Ticket #6110 (closed bug: fixed)
Data.Vector.Unboxed performance regression of 7.4.1 relative to 7.0.4
| Reported by: | mdgabriel | Owned by: | pcapriotti |
|---|---|---|---|
| Priority: | high | Milestone: | 7.4.3 |
| Component: | Compiler | Version: | 7.4.1 |
| Keywords: | Vector Performance Regression | Cc: | |
| Operating System: | Linux | Architecture: | x86 |
| Type of failure: | Runtime performance bug | Difficulty: | Unknown |
| Test Case: | Blocked By: | ||
| Blocking: | Related Tickets: | #6111 |
Description
Problem
Severe Data.Vector.Unboxed performance regression in 7.4.1 relative to 7.0.4:
(Sum GHC 7.4.1)/(Sum GHC 7.0.4) ~ 2.4
System
GNU/Linux 3.2.0-24-generic 38-Ubuntu i386
Compilers
GHC 7.0.4
GHC 7.4.1
GCC 4.6.3 for a baseline
Main.hs
module Main where
import System.Environment (getArgs)
import qualified Data.Vector.Unboxed as U (generate, sum)
main :: IO ()
main = do args <- getArgs
if length args == 1
then putSum (read (head args) :: Int)
else error "need a count operand"
putSum :: Int -> IO ()
putSum cnt = let v = U.generate cnt (\i -> fromIntegral i :: Double)
s = U.sum v
in putStrLn ("Sum="++show s)
GHC compilation
ghc --version
7.4.1
ghc -O2 -Wall --make -o sum Main.hs
ghc --version
7.0.4
ghc -O2 -Wall --make -o sum Main.hs
Baseline csum.c
#include <libgen.h>
#include <stdio.h>
#include <stdlib.h>
int main(int argc, char **argv)
{
unsigned long i, size;
double tot=0;
if (argc != 2)
{
(void)fprintf(stderr, "usage: %s size\n", basename(argv[0]));
return(1);
}
size = atol(argv[1]);
for(i = 0; i < size; i++) tot += (double)i;
(void)printf("Sum=%.15e\n", tot);
return(0);
}
GCC baseline compilation
gcc --version
4.6.3
gcc -O2 -Wall csum.c -o csum
Data: time sum-7.0.4 n
n seconds
100000000 0.74
200000000 1.46
300000000 2.24
400000000 2.94
500000000 3.70
600000000 4.40
700000000 5.14
800000000 5.89
900000000 6.62
1000000000 7.34
Data: time sum-7.4.1 n
n seconds
100000000 1.74
200000000 3.49
300000000 5.24
400000000 6.98
500000000 8.73
600000000 10.51
700000000 12.22
800000000 13.96
900000000 15.75
1000000000 17.51
Data: time csum-4.6.3 n
n seconds
100000000 1.04
200000000 2.10
300000000 3.12
400000000 4.19
500000000 5.23
600000000 6.26
700000000 7.32
800000000 8.37
900000000 9.41
1000000000 10.45
Linear in n
y is in seconds
GHC 7.0.4: y = (0.73/108) * n + 0.03
GCC 4.6.3: y = (1.04/108) * n + 0.03
GHC 7.4.1: y = (1.75/108) * n - 0.01
Severe performance regression:
GHC 7.4.1/GHC 7.0.4 ~ 1.75/0.73 ~ 2.4
Notes
1/ I discovered the problem in a slightly more complicated case when I recompiled a package that used some simple statisics. The sum of [0..(n-1)] was the simplest case that I imagined to demonstrate the problem.

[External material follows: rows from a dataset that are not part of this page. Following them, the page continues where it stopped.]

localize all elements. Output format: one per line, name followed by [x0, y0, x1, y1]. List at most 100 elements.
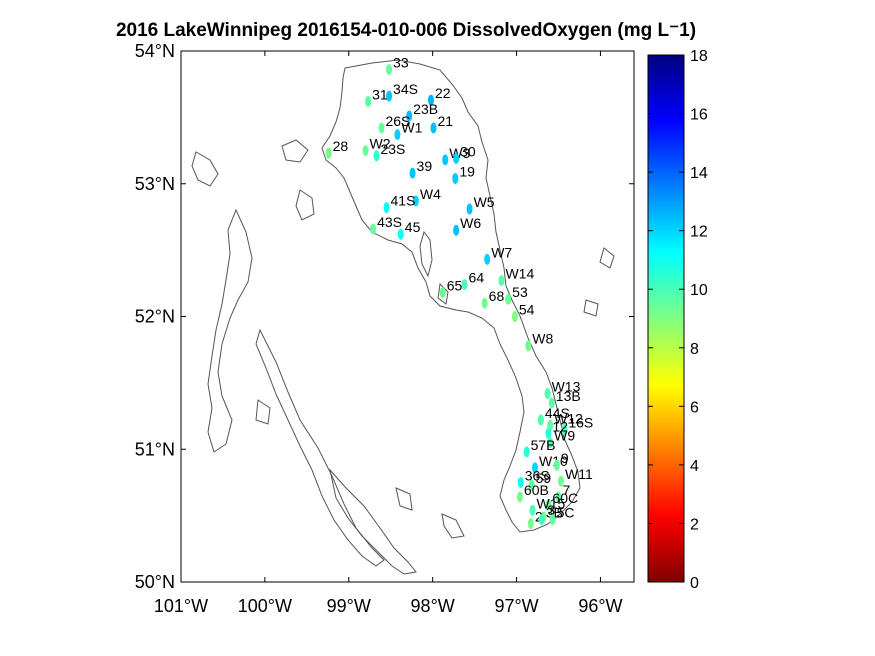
- small-lake-3: [295, 189, 315, 221]
- y-tick-label: 53°N: [135, 174, 175, 194]
- station-label: W9: [554, 428, 575, 444]
- small-lake-1: [191, 151, 219, 187]
- station-label: 30: [460, 144, 476, 160]
- station-point: [409, 167, 416, 179]
- station-label: 59: [536, 470, 552, 486]
- station-point: [373, 150, 380, 162]
- station-point: [412, 195, 419, 207]
- station-point: [544, 387, 551, 399]
- station-point: [498, 275, 505, 287]
- station-label: 22: [435, 85, 451, 101]
- station-label: W10: [539, 453, 568, 469]
- station-point: [538, 514, 545, 526]
- station-point: [383, 202, 390, 214]
- station-point: [532, 462, 539, 474]
- small-lake-6: [441, 513, 465, 539]
- colorbar-tick-label: 16: [690, 107, 708, 124]
- colorbar-tick-label: 12: [690, 224, 708, 241]
- station-point: [537, 414, 544, 426]
- colorbar-gradient: [647, 54, 685, 583]
- station-label: 9: [561, 450, 569, 466]
- colorbar-tick-label: 0: [690, 575, 699, 592]
- station-point: [561, 423, 568, 435]
- station-point: [370, 223, 377, 235]
- station-point: [394, 129, 401, 141]
- station-point: [529, 504, 536, 516]
- x-tick-label: 97°W: [494, 596, 538, 616]
- station-point: [516, 491, 523, 503]
- x-tick-label: 99°W: [327, 596, 371, 616]
- station-label: 12: [552, 418, 568, 434]
- station-point: [439, 287, 446, 299]
- colorbar-tick-label: 14: [690, 165, 708, 182]
- station-point: [397, 228, 404, 240]
- station-point: [362, 145, 369, 157]
- station-point: [511, 311, 518, 322]
- chart-title: 2016 LakeWinnipeg 2016154-010-006 Dissol…: [115, 20, 697, 41]
- colorbar-tick-label: 2: [690, 516, 699, 533]
- station-point: [461, 279, 468, 291]
- station-point: [466, 203, 473, 215]
- lake-manitoba-outline: [255, 328, 385, 567]
- station-label: W7: [491, 244, 512, 260]
- small-lake-4: [255, 399, 271, 425]
- station-label: 7: [563, 482, 571, 498]
- station-point: [430, 122, 437, 134]
- station-point: [555, 491, 562, 503]
- station-label: W12: [554, 410, 583, 426]
- station-label: 23S: [380, 141, 405, 157]
- x-tick-label: 98°W: [411, 596, 455, 616]
- y-tick-label: 52°N: [135, 307, 175, 327]
- station-point: [545, 499, 552, 511]
- station-label: 54: [519, 302, 535, 318]
- station-point: [523, 446, 530, 458]
- station-label: W1: [401, 120, 422, 136]
- island-1: [419, 230, 433, 278]
- station-label: 53: [512, 284, 528, 300]
- station-point: [548, 397, 555, 409]
- station-point: [427, 94, 434, 106]
- station-point: [453, 153, 460, 165]
- station-point: [325, 147, 332, 159]
- colorbar-tick-label: 10: [690, 282, 708, 299]
- colorbar-tick-label: 6: [690, 399, 699, 416]
- station-label: 65: [447, 278, 463, 294]
- map-axes: 101°W 100°W 99°W 98°W 97°W 96°W 50°N 51°N 52°N 53…: [135, 41, 635, 616]
- island-2: [437, 282, 449, 305]
- station-label: W13: [552, 378, 581, 394]
- station-label: 44S: [545, 405, 570, 421]
- station-point: [527, 518, 534, 530]
- station-label: 64: [469, 270, 485, 286]
- station-point: [386, 90, 393, 102]
- station-point: [558, 475, 565, 487]
- station-point: [547, 437, 554, 449]
- station-point: [453, 224, 460, 236]
- west-lakes-outline: [207, 208, 253, 453]
- station-point: [406, 110, 413, 122]
- small-lake-2: [281, 139, 309, 163]
- station-label: 23B: [413, 101, 438, 117]
- station-label: 41S: [391, 193, 416, 209]
- station-label: 5C: [557, 505, 575, 521]
- station-label: 68: [489, 288, 505, 304]
- station-label: 26S: [385, 113, 410, 129]
- x-tick-label: 100°W: [238, 596, 292, 616]
- station-label: W4: [420, 186, 441, 202]
- x-tick-label: 101°W: [154, 596, 208, 616]
- small-lake-8: [583, 299, 599, 317]
- station-label: 39: [417, 158, 433, 174]
- station-point: [484, 253, 491, 265]
- station-label: 33: [393, 55, 409, 71]
- x-tick-label: 96°W: [578, 596, 622, 616]
- station-label: 3: [547, 502, 555, 518]
- station-label: 43S: [377, 214, 402, 230]
- station-label: 3B: [546, 505, 563, 521]
- small-lake-7: [599, 247, 615, 269]
- station-label: 21: [438, 113, 454, 129]
- small-lake-5: [395, 487, 413, 511]
- colorbar-tick-label: 4: [690, 458, 699, 475]
- station-label: 16S: [568, 414, 593, 430]
- station-label: 60C: [552, 490, 578, 506]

2/ I tried a similar experiment with Data.List, Data.Array.Unboxed, Data.Vector.Storable.MMap, and Foreign.Marshal.Alloc. In all cases, the GHC 7.4.1 version was faster than the GHC 7.0.4 version.
3/ It is the same Data.Vector.Unboxed code in both cases compilied and installed separately for each version of the GHC compiler. Thus, the problem appears to be the interaction between Data.Vector.Unboxed and the 7.4.1 compiler that causes the performance regression.
4/ I am impressed that the GHC 7.0.4 sum is faster than the GCC 4.6.3 sum. I expected it to be close, but not faster. Given this impressive result, I certainly would hope that the same result can be recovered once again.